What’s next with Willow and beyond
The next challenge for the field is to demonstrate a first "useful, beyond-classical" computation on today's quantum chips that is relevant to a real-world application. We’re optimistic that the Willow generation of chips can help us achieve this goal. So far, there have been two separate types of experiments. On the one hand, we’ve run the RCS benchmark, which measures performance against classical computers but has no known real-world applications. On the other hand, we’ve done scientifically interesting simulations of quantum systems, which have led to new scientific discoveries but are still within the reach of classical computers. Our goal is to do both at the same time — to step into the realm of algorithms that are beyond the reach of classical computers and that are useful for real-world, commercially relevant problems. 

an illustrated chart reading "Random Circuit Sampling (RCS): in context
Random circuit sampling (RCS), while extremely challenging for classical computers, has yet to demonstrate practical commercial applications. 
 
We invite researchers, engineers, and developers to join us on this journey by checking out our open source software and educational resources, including our new course on Coursera, where developers can learn the essentials of quantum error correction and help us create algorithms that can solve the problems of the future. 

an illustrated card reading "Our quantum computing roadmap" and a timeline showing 6 milestones from "Beyond classical" to "Large error-corrected quantum computer"
My colleagues sometimes ask me why I left the burgeoning field of AI to focus on quantum computing.

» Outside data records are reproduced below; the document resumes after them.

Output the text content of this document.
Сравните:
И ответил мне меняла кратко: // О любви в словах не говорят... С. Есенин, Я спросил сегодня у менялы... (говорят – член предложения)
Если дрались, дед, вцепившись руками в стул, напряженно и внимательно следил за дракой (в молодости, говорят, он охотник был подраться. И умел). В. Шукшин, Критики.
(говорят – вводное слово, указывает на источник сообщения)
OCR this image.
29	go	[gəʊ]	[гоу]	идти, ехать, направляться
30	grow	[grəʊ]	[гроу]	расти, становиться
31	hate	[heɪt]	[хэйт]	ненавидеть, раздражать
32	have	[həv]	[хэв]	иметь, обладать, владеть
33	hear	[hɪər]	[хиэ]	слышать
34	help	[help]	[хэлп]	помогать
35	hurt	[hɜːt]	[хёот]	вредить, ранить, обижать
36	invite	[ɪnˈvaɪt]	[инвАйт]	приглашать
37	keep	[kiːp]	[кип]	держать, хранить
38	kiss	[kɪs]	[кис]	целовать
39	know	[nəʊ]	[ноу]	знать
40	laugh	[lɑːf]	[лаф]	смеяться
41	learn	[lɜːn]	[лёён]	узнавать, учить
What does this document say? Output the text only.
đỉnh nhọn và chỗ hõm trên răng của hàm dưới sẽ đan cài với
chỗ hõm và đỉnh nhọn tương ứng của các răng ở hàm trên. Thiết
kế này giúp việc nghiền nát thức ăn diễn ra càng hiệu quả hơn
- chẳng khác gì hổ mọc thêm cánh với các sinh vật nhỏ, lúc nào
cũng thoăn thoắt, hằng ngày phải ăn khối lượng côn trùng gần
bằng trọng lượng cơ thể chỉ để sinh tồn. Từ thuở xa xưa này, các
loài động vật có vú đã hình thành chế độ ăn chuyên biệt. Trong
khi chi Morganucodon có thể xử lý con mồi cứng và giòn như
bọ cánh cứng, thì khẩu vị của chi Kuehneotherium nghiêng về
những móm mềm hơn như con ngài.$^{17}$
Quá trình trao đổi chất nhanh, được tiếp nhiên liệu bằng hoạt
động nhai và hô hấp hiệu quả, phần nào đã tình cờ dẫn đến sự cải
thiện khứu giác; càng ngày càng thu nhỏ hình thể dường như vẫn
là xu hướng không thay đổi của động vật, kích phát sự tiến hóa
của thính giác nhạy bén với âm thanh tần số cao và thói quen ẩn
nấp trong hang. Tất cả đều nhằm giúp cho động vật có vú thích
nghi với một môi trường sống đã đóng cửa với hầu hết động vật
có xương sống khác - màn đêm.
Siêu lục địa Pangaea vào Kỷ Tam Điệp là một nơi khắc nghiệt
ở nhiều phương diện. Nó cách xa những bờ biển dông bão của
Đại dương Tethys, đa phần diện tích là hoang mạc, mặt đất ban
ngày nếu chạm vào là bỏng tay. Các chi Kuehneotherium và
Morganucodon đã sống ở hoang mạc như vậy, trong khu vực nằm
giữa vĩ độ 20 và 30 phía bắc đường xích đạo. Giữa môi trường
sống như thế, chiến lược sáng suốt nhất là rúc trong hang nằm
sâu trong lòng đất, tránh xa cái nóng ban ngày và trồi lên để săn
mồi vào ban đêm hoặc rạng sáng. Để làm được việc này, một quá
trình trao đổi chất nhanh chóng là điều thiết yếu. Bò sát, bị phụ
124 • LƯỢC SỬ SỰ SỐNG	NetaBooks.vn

My answer is that both will prove to be the most transformational technologies of our time, but advanced AI will significantly benefit from access to quantum computing. This is why I named our lab Quantum AI. Quantum algorithms have fundamental scaling laws on their side, as we’re seeing with RCS. There are similar scaling advantages for many foundational computational tasks that are essential for AI. So quantum computation will be indispensable for collecting training data that’s inaccessible to classical machines, training and optimizing certain learning architectures, and modeling systems where quantum effects are important. This includes helping us discover new medicines, designing more efficient batteries for electric cars, and accelerating progress in fusion and new energy alternatives. Many of these future game-changing applications won’t be feasible on classical computers; they’re waiting to be unlocked with quantum computing.